Mr. Van Torp rose too, and thought of what he should say in taking his leave of her, for he felt that he had stayed long enough. Strange to say, too, he was examining his not very sensitive conscience to ascertain whether he had said anything not strictly true, but he easily satisfied himself that he had not. If all was fair in love and war, as the proverb said, it was certainly permissible to make use of the plain truth.
The Primadonna was still looking out of the window when the door opened and her English maid appeared on the threshold. Margaret turned at the sound.
‘What is it?’ she asked quietly.
‘There’s Mr. Van Torp’s man, ma’am,’ answered Potts. ‘He wants to speak to his master at once.’

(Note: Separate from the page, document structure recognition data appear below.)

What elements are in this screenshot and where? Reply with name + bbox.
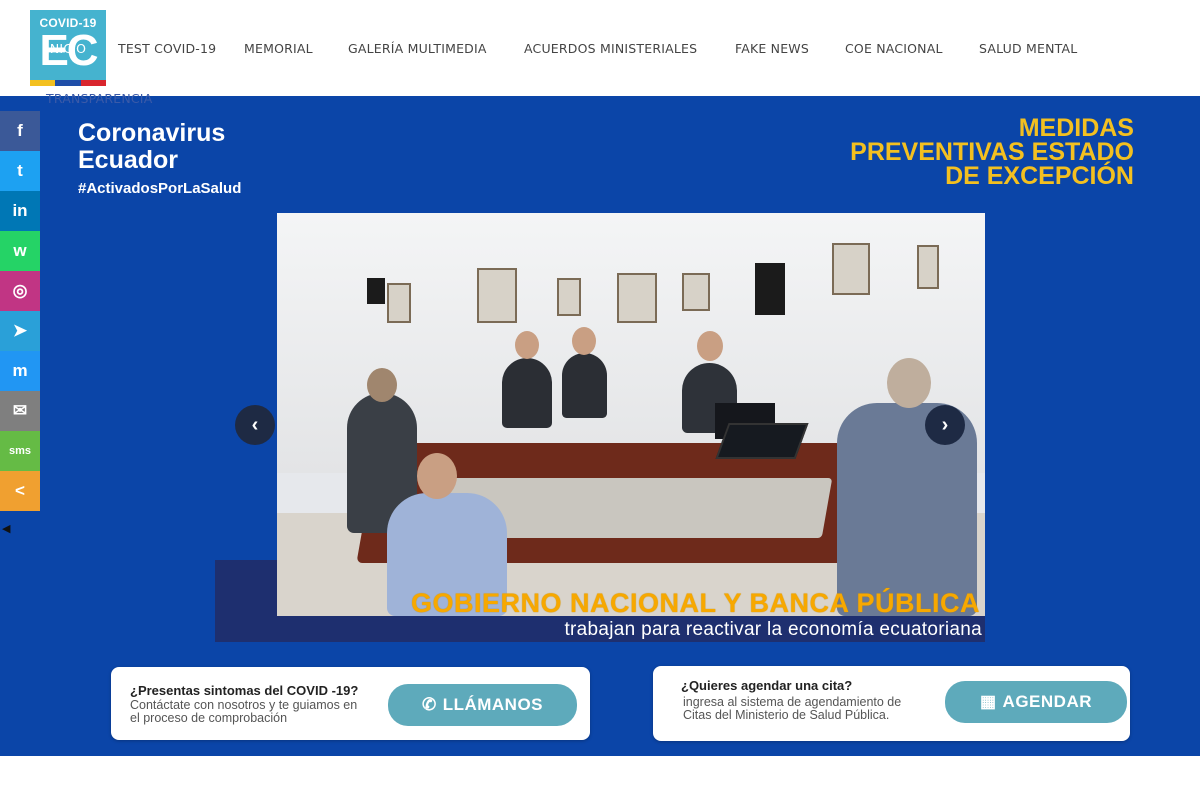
nav-item-coe-nacional[interactable]: COE NACIONAL (845, 41, 943, 56)
calendar-icon: ▦ (979, 692, 997, 711)
nav-item-fake-news[interactable]: FAKE NEWS (735, 41, 809, 56)
wall-frame (617, 273, 657, 323)
speaker-right (755, 263, 785, 315)
hide-arrow-icon[interactable]: ◀ (2, 522, 10, 535)
nav-item-galeria[interactable]: GALERÍA MULTIMEDIA (348, 41, 487, 56)
whatsapp-icon[interactable]: w (0, 231, 40, 271)
brand-block: Coronavirus Ecuador #ActivadosPorLaSalud (78, 119, 242, 198)
wall-frame (832, 243, 870, 295)
twitter-icon[interactable]: t (0, 151, 40, 191)
medidas-line-3: DE EXCEPCIÓN (945, 162, 1134, 190)
person-head (417, 453, 457, 499)
share-icon[interactable]: < (0, 471, 40, 511)
brand-hashtag: #ActivadosPorLaSalud (78, 180, 242, 197)
telegram-icon[interactable]: ➤ (0, 311, 40, 351)
person-head (515, 331, 539, 359)
slider-next-button[interactable]: › (925, 405, 965, 445)
person-head (572, 327, 596, 355)
email-icon[interactable]: ✉ (0, 391, 40, 431)
site-header: COVID-19 EC INICIO TEST COVID-19 MEMORIA… (0, 0, 1200, 106)
appointment-card: ¿Quieres agendar una cita? ingresa al si… (653, 666, 1130, 741)
brand-line-2: Ecuador (78, 146, 179, 174)
linkedin-icon[interactable]: in (0, 191, 40, 231)
medidas-line-2: PREVENTIVAS ESTADO (850, 138, 1134, 166)
nav-item-memorial[interactable]: MEMORIAL (244, 41, 313, 56)
nav-item-salud-mental[interactable]: SALUD MENTAL (979, 41, 1077, 56)
social-share-bar: f t in w ◎ ➤ m ✉ sms < (0, 111, 40, 511)
nav-item-inicio[interactable]: INICIO (46, 41, 86, 56)
brand-line-1: Coronavirus (78, 119, 226, 147)
symptoms-card: ¿Presentas sintomas del COVID -19? Contá… (111, 667, 590, 740)
person-head (887, 358, 931, 408)
wall-frame (477, 268, 517, 323)
logo-bar-yellow (30, 80, 56, 86)
medidas-banner[interactable]: MEDIDAS PREVENTIVAS ESTADO DE EXCEPCIÓN (850, 114, 1134, 190)
schedule-button[interactable]: ▦ AGENDAR (945, 681, 1127, 723)
hero-slide-image[interactable] (277, 213, 985, 616)
slide-caption-title: GOBIERNO NACIONAL Y BANCA PÚBLICA (410, 588, 980, 618)
call-button-label: LLÁMANOS (442, 695, 544, 714)
schedule-button-label: AGENDAR (1002, 692, 1092, 711)
person-head (697, 331, 723, 361)
person-head (367, 368, 397, 402)
person-silhouette (562, 353, 607, 418)
wall-frame (917, 245, 939, 289)
person-silhouette (502, 358, 552, 428)
appointment-question: ¿Quieres agendar una cita? (681, 678, 853, 693)
sms-icon[interactable]: sms (0, 431, 40, 471)
chevron-right-icon: › (941, 413, 949, 436)
slide-caption-subtitle: trabajan para reactivar la economía ecua… (564, 619, 982, 640)
nav-item-acuerdos[interactable]: ACUERDOS MINISTERIALES (524, 41, 697, 56)
appointment-desc-line-2: Citas del Ministerio de Salud Pública. (683, 708, 890, 722)
logo-bar-red (80, 80, 106, 86)
messenger-icon[interactable]: m (0, 351, 40, 391)
nav-item-transparencia[interactable]: TRANSPARENCIA (46, 91, 152, 106)
wall-frame (682, 273, 710, 311)
tablet-screen (715, 423, 809, 459)
medidas-line-1: MEDIDAS (1018, 114, 1134, 142)
symptoms-question: ¿Presentas sintomas del COVID -19? (130, 683, 359, 698)
wall-frame (387, 283, 411, 323)
phone-icon: ✆ (421, 695, 437, 714)
slider-prev-button[interactable]: ‹ (235, 405, 275, 445)
facebook-icon[interactable]: f (0, 111, 40, 151)
chevron-left-icon: ‹ (251, 413, 259, 436)
logo-bar-blue (55, 80, 81, 86)
nav-item-test-covid[interactable]: TEST COVID-19 (118, 41, 216, 56)
wall-frame (557, 278, 581, 316)
speaker-left (367, 278, 385, 304)
call-button[interactable]: ✆ LLÁMANOS (388, 684, 577, 726)
symptoms-desc-line-2: el proceso de comprobación (130, 711, 288, 725)
logo-color-bars (30, 80, 106, 86)
instagram-icon[interactable]: ◎ (0, 271, 40, 311)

‘You had better tell him to come up,’ Margaret answered. ‘You may just as well see him here without going all the way downstairs,’ she said, speaking to Van Torp.
‘You’re very kind, I’m sure,’ he replied; ‘but I think I’d better be going anyway.’
‘No, don’t go yet, please! There’s something else I want to say. See your man here while I go and speak to Mrs. Rushmore. Send Mr. Van Torp’s man up, Potts,’ she added, and left the room.
The American walked up and down alone for a few moments. Then the impassive Stemp was ushered in by the maid, and the door was shut again.
‘Well?’ inquired Mr. Van Torp. ‘Has anything happened?’
‘Yes, sir,’ Stemp answered. ‘They have turned us out of the house, sir, and your luggage is in the street. Where shall I have it taken, sir?’
‘Oh, they’ve turned us out, have they? Why?’
‘Well, sir, I’m afraid it’s partly my fault, but there must be some misunderstanding, for I’m quite sure I didn’t whistle in your room, sir.’